Sainsbury’s has made a £1bn move to buy Home Retail Group, the owner of Argos and Homebase, as it seeks to strengthen its business against the rise of the discounters and Amazon, reports The Guardian.
The supermarket group said it had made an approach to Home Retail in November, but its proposal was rejected last month.
Sainsbury’s, which has Argos outlets in a handful of its stores, said it was now considering its position. Under takeover rules, the retailer has until 5pm on 2 February to either announce a firm intention to bid or to withdraw.
Shares in Home Retail Group soared 41% to 139.3p after the supermarket put out a statement on Tuesday, valuing the group at £1.1bn. However, shares in Sainsbury’s fell by almost 5%, to 242p, as investors feared the supermarket would be distracted in the midst of tough grocery market conditions.

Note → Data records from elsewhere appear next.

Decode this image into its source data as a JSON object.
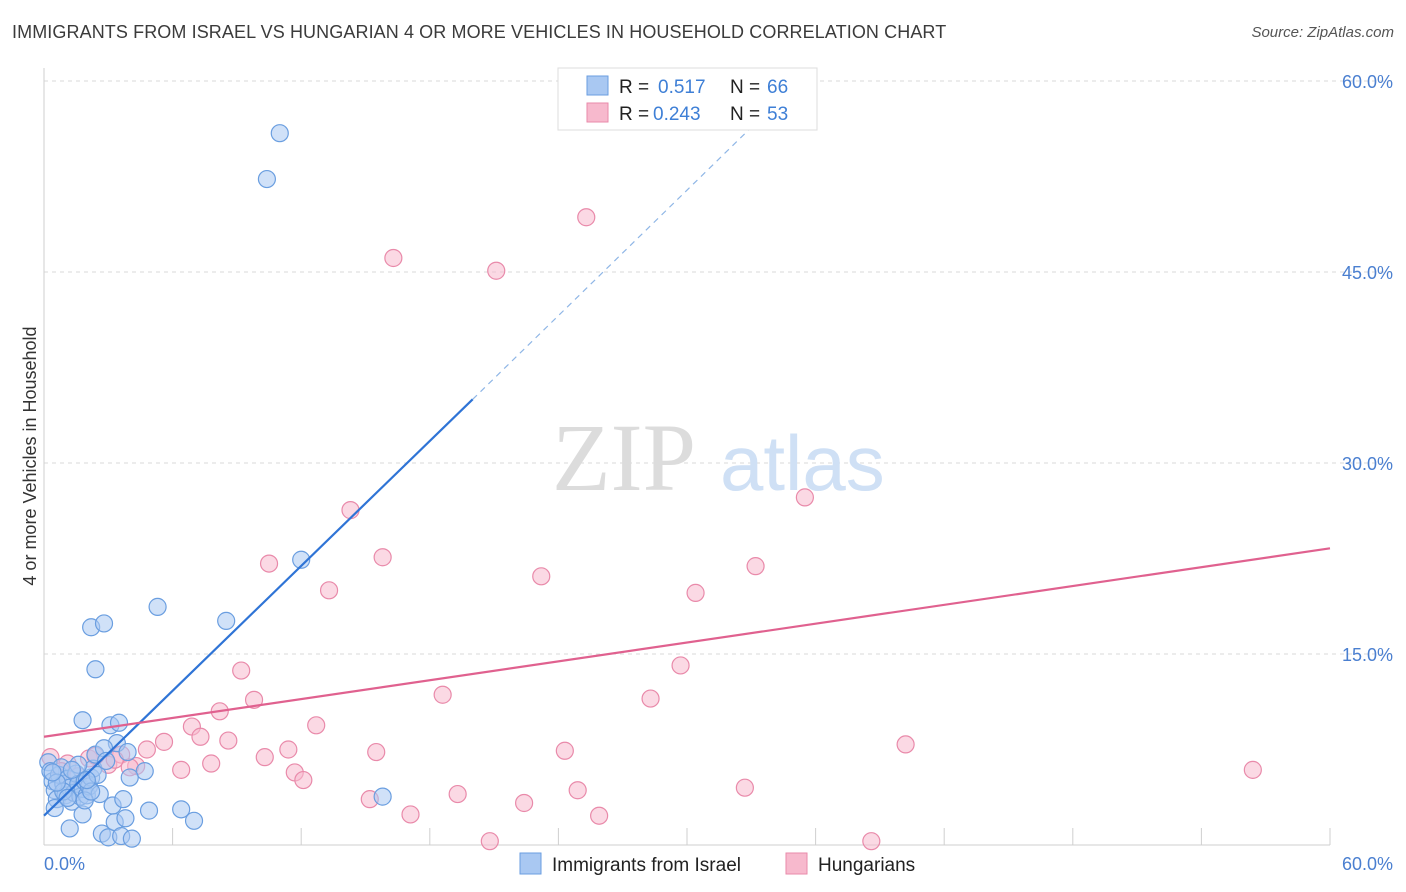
{
  "title": "IMMIGRANTS FROM ISRAEL VS HUNGARIAN 4 OR MORE VEHICLES IN HOUSEHOLD CORRELATION CHART",
  "source": "Source: ZipAtlas.com",
  "watermark": {
    "zip": "ZIP",
    "atlas": "atlas"
  },
  "legend": {
    "rows": [
      {
        "r_label": "R = ",
        "r_value": "0.517",
        "n_label": "N = ",
        "n_value": "66"
      },
      {
        "r_label": "R = ",
        "r_value": "0.243",
        "n_label": "N = ",
        "n_value": "53"
      }
    ]
  },
  "colors": {
    "israel_fill": "#a9c8f2",
    "israel_stroke": "#6a9ee0",
    "israel_line": "#2f74d6",
    "hung_fill": "#f7b9cd",
    "hung_stroke": "#e98aaa",
    "hung_line": "#e0618f",
    "grid": "#d9d9d9",
    "tick_text": "#4a7fd0"
  },
  "chart_data": {
    "type": "scatter",
    "title": "IMMIGRANTS FROM ISRAEL VS HUNGARIAN 4 OR MORE VEHICLES IN HOUSEHOLD CORRELATION CHART",
    "xlabel": "",
    "ylabel": "4 or more Vehicles in Household",
    "xlim": [
      0,
      60
    ],
    "ylim": [
      0,
      60
    ],
    "x_tick_labels": [
      "0.0%",
      "60.0%"
    ],
    "y_ticks": [
      15,
      30,
      45,
      60
    ],
    "y_tick_labels": [
      "15.0%",
      "30.0%",
      "45.0%",
      "60.0%"
    ],
    "grid": true,
    "series": [
      {
        "name": "Immigrants from Israel",
        "R": 0.517,
        "N": 66,
        "trend": {
          "x0": 0,
          "y0": 2.3,
          "x1": 20,
          "y1": 35.0,
          "dash_to_x": 34,
          "dash_to_y": 58
        },
        "points": [
          [
            0.2,
            6.5
          ],
          [
            0.3,
            5.8
          ],
          [
            0.4,
            5.0
          ],
          [
            0.5,
            4.3
          ],
          [
            0.6,
            3.6
          ],
          [
            0.7,
            5.5
          ],
          [
            0.8,
            6.1
          ],
          [
            0.9,
            4.8
          ],
          [
            1.0,
            3.9
          ],
          [
            1.1,
            5.2
          ],
          [
            1.2,
            4.5
          ],
          [
            1.3,
            3.4
          ],
          [
            1.4,
            4.1
          ],
          [
            1.5,
            5.6
          ],
          [
            1.6,
            4.8
          ],
          [
            1.7,
            3.8
          ],
          [
            1.8,
            4.4
          ],
          [
            1.9,
            5.0
          ],
          [
            2.0,
            3.9
          ],
          [
            2.1,
            4.6
          ],
          [
            2.2,
            5.3
          ],
          [
            2.3,
            6.0
          ],
          [
            2.4,
            7.1
          ],
          [
            2.5,
            5.5
          ],
          [
            0.5,
            2.9
          ],
          [
            1.2,
            1.3
          ],
          [
            1.8,
            2.4
          ],
          [
            2.7,
            0.9
          ],
          [
            3.0,
            0.6
          ],
          [
            3.3,
            1.8
          ],
          [
            3.6,
            0.7
          ],
          [
            4.1,
            0.5
          ],
          [
            3.2,
            3.1
          ],
          [
            3.8,
            2.1
          ],
          [
            4.9,
            2.7
          ],
          [
            6.4,
            2.8
          ],
          [
            7.0,
            1.9
          ],
          [
            3.7,
            3.6
          ],
          [
            4.7,
            5.8
          ],
          [
            3.4,
            8.0
          ],
          [
            4.0,
            5.3
          ],
          [
            2.8,
            7.6
          ],
          [
            3.9,
            7.3
          ],
          [
            3.1,
            9.4
          ],
          [
            3.5,
            9.6
          ],
          [
            1.8,
            9.8
          ],
          [
            2.4,
            13.8
          ],
          [
            2.2,
            17.1
          ],
          [
            2.8,
            17.4
          ],
          [
            5.3,
            18.7
          ],
          [
            8.5,
            17.6
          ],
          [
            12.0,
            22.4
          ],
          [
            10.4,
            52.3
          ],
          [
            11.0,
            55.9
          ],
          [
            15.8,
            3.8
          ],
          [
            0.9,
            4.2
          ],
          [
            1.6,
            6.3
          ],
          [
            2.6,
            4.0
          ],
          [
            1.3,
            5.9
          ],
          [
            2.9,
            6.6
          ],
          [
            0.6,
            4.9
          ],
          [
            1.9,
            3.5
          ],
          [
            2.2,
            4.2
          ],
          [
            0.4,
            5.7
          ],
          [
            1.1,
            3.7
          ],
          [
            2.0,
            5.1
          ]
        ]
      },
      {
        "name": "Hungarians",
        "R": 0.243,
        "N": 53,
        "trend": {
          "x0": 0,
          "y0": 8.5,
          "x1": 60,
          "y1": 23.3
        },
        "points": [
          [
            0.3,
            6.9
          ],
          [
            1.1,
            6.4
          ],
          [
            2.1,
            6.8
          ],
          [
            3.0,
            6.3
          ],
          [
            3.6,
            7.1
          ],
          [
            4.3,
            6.2
          ],
          [
            4.8,
            7.5
          ],
          [
            5.6,
            8.1
          ],
          [
            6.4,
            5.9
          ],
          [
            6.9,
            9.3
          ],
          [
            7.3,
            8.5
          ],
          [
            7.8,
            6.4
          ],
          [
            8.2,
            10.5
          ],
          [
            8.6,
            8.2
          ],
          [
            9.2,
            13.7
          ],
          [
            9.8,
            11.4
          ],
          [
            10.3,
            6.9
          ],
          [
            11.4,
            7.5
          ],
          [
            11.7,
            5.7
          ],
          [
            12.1,
            5.1
          ],
          [
            12.7,
            9.4
          ],
          [
            10.5,
            22.1
          ],
          [
            13.3,
            20.0
          ],
          [
            14.3,
            26.3
          ],
          [
            15.2,
            3.6
          ],
          [
            15.5,
            7.3
          ],
          [
            15.8,
            22.6
          ],
          [
            16.3,
            46.1
          ],
          [
            17.1,
            2.4
          ],
          [
            18.6,
            11.8
          ],
          [
            19.3,
            4.0
          ],
          [
            20.8,
            0.3
          ],
          [
            21.1,
            45.1
          ],
          [
            22.4,
            3.3
          ],
          [
            23.2,
            21.1
          ],
          [
            24.3,
            7.4
          ],
          [
            24.9,
            4.3
          ],
          [
            25.3,
            49.3
          ],
          [
            25.9,
            2.3
          ],
          [
            28.3,
            11.5
          ],
          [
            29.7,
            14.1
          ],
          [
            30.4,
            19.8
          ],
          [
            32.7,
            4.5
          ],
          [
            33.2,
            21.9
          ],
          [
            35.5,
            27.3
          ],
          [
            38.6,
            0.3
          ],
          [
            40.2,
            7.9
          ],
          [
            56.4,
            5.9
          ],
          [
            2.4,
            7.0
          ],
          [
            1.6,
            5.4
          ],
          [
            4.0,
            6.1
          ],
          [
            0.8,
            5.8
          ],
          [
            3.3,
            6.7
          ]
        ]
      }
    ]
  },
  "bottom_legend": {
    "israel_label": "Immigrants from Israel",
    "hung_label": "Hungarians"
  }
}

Sainsbury’s, which was forced to put out a statement by the Takeover Panel, a City regulator, after a spike in Home Retail Group’s share price, said its board believed a combination of the two groups would be “an attractive proposition for the customers and shareholders of both companies, establishing a platform for long-term value creation”.
It added that the two businesses had complementary product offers which they would be able to deliver to shoppers at home or for pick-up in stores. It is understood that Sainsbury’s is interested in Argos’s delivery network and IT systems which it believes will help it take on Amazon, the US online retailer which is increasing its presence in the UK grocery market.
Home Retail, which is scheduled to release trading figures next Thursday, said it had rejected Sainsbury’s approach because it “undervalued Home Retail Group and its long-term prospects”.
Sainsbury’s bid comes at a time when all the UK’s major supermarket chains are under pressure as people increasingly buy their weekly shop online or pick up groceries from small neighbourhood stores. The rapid growth of discounters Aldi and Lidl has generated a price war, slashing supermarket profits.
Tony Shiret, an analyst at Haitong Research, said Home Retail shareholders would “be biting their arm off” if the supermarket made a firm offer of 130p a share or more. But he said the cash and stock bid lacked business logic and this should deter J Sainsbury shareholders.
“It seems like a desperate move from Sainsbury’s. Were they sipping the Christmas sherry early? This would be a distraction for them. They would be buying a retailer in very difficult markets requiring a huge amount of management time,” Shiret said.
Veteran retail analyst Richard Hyman agreed: “In my view, this deal and trying to make it work, has more potential to hinder than to help.”
Analysts at investment bank Investec said Home Retail could be worth as much as £1.45bn, or 180p a share, and an attempted bid was no surprise given its low stock market value.
However, Scott Ransley, analyst at stockbroker Stifel, said: “We are surprised Home Retail’s board rejected the approach, particularly given the credibility of the buyer.”
Sainsbury’s said a tie-up would “create a food and non-food retailer of choice”, with a strong presence in food, grocery, clothing, homewares, toys, stationery, electricals, furniture and other general merchandise.
The two businesses would be able to save costs by combining stores and operations, according to Sainsbury’s. The supermarket group said it could sell its products via Argos’s network as well as install more Argos outlets in its supermarkets.
Sainsbury’s owned Homebase until 2000, when it sold most of its stake in the DIY chain to the private equity group Permira, in a £750m deal. The chain was then sold on to GUS, a former incarnation of Home Retail Group, in 2002.
Argos operates about 10 outlets in Sainsbury’s stores, after the two companies agreed to work together a year ago. The supermarket group brought in Argos to take up under-utilised space alongside other retail partners including Timpson shoe repair and Jessops, the camera shop.
Rumours of a bid for Home Retail have been circulating since November after the company issued a profit warning ahead of the Black Friday discount day. Shares dived 16%, wiping £200m off the value retailer in October as Home Retail said it could not be sure whether the millions it had invested in a new same-day delivery service for Argos, including new vans and a high-profile advertising campaign, would bear fruit.
Since then, Argos has faced heavy criticism from shoppers as its distribution network and website struggled to cope with demand in the run up to Christmas.
A number of private equity firms were thought to be considering an offer for the Argos and Homebase owner. French DIY chain Leroy Merlin and a former boss of the Garden Centre Group, Nicholas Marshall, were both said to be eyeing a bid for Homebase alone.
Sainsbury’s did not refer to gaining a position in the DIY and garden centre market in its statement on the rationale for the bid, with analysts suggesting the supermarket might consider a side deal to offload it.
Analysts said Sainsbury’s might close dozens of Argos outlets, or consider turning them into convenience stores or part of its Netto discounter chain if the deal went ahead.